Analysis – Land Market Interventions for Affordable Housing and Urban Development


Analysis – Land Market Interventions

by Malcolm Childress

This new paper presented at the World Bank’s Annual Conference on Land and Poverty in Washington DC on March 26, 2015 presents lessons learned from the U.S. affordable housing practice for improving global outcomes through four land market interventions: land banking, community land trusts, tradable development rights, and exactions. It was written by Chris Andrews of Cloudburst Group and Malcolm Childress of Land Alliance.

Download the PDF here.

Provision of affordable housing and socially inclusive urban redevelopment are some of the most difficult challenges in high-income countries and in the developing world. These challenges result from a complex set of inter-related problems stemming, in part, from issues in land and property rights.

To address social and affordable housing needs at the scale required—community solutions, private financing and government interventions are needed. This paper provides lessons learned from the U.S. affordable housing practice for improving outcomes in low and middle income countries with a focus on four land market interventions: land banking, community land trusts, tradable development rights, and exactions. In the process of examining these lessons learned, a number of useful lessons emerge from the developing countries for U.S. policies, particularly for addressing homelessness and community redevelopment.
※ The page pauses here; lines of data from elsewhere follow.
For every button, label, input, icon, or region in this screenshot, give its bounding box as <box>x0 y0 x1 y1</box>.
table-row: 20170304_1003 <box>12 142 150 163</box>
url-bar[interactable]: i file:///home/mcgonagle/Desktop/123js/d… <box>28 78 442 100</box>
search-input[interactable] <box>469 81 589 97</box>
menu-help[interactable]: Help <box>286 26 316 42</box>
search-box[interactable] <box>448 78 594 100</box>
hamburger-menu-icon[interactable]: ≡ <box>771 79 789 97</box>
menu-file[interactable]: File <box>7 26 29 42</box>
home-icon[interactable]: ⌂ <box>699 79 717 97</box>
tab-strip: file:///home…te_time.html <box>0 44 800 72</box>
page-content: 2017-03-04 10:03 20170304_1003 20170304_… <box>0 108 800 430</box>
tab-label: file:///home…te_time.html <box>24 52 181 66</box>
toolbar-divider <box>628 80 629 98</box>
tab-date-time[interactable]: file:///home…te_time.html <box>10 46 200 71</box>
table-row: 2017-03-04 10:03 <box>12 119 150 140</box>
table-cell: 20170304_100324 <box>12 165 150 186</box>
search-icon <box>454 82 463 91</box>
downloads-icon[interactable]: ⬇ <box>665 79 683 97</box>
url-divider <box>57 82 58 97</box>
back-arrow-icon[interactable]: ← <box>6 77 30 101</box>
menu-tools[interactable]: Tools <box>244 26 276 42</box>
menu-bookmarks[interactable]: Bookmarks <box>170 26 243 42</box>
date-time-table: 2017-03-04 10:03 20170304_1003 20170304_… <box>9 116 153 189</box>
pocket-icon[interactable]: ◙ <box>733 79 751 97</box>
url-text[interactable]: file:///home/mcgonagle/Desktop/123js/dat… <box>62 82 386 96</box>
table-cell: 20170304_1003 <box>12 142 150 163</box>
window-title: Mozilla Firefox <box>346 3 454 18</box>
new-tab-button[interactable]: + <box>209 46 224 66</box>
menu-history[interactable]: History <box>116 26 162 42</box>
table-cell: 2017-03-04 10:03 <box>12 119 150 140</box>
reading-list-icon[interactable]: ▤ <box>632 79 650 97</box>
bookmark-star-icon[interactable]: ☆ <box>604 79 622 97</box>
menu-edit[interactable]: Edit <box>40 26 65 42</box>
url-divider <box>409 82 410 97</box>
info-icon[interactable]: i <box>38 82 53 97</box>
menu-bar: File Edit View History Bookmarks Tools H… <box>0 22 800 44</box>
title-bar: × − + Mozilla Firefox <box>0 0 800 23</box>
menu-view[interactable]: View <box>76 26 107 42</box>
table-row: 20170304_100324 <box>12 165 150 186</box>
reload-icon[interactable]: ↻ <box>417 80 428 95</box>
Addressing these knowledge gaps, this paper examines examples from the US housing arena to address land-based problems in affordable housing provision and urban redevelopment. The paper focuses on four land-based strategies for improving these areas:

Land Banks
Community Land Trusts
Transferable Development Rights
Exactions

Examining each approach, the paper explores and briefly summarizes their effectiveness and comments on the relevance and application of the programs for efforts in low- and middle-income countries. The paper also briefly presents developing country experiences that may be applicable in informing US affordable housing and community development practices.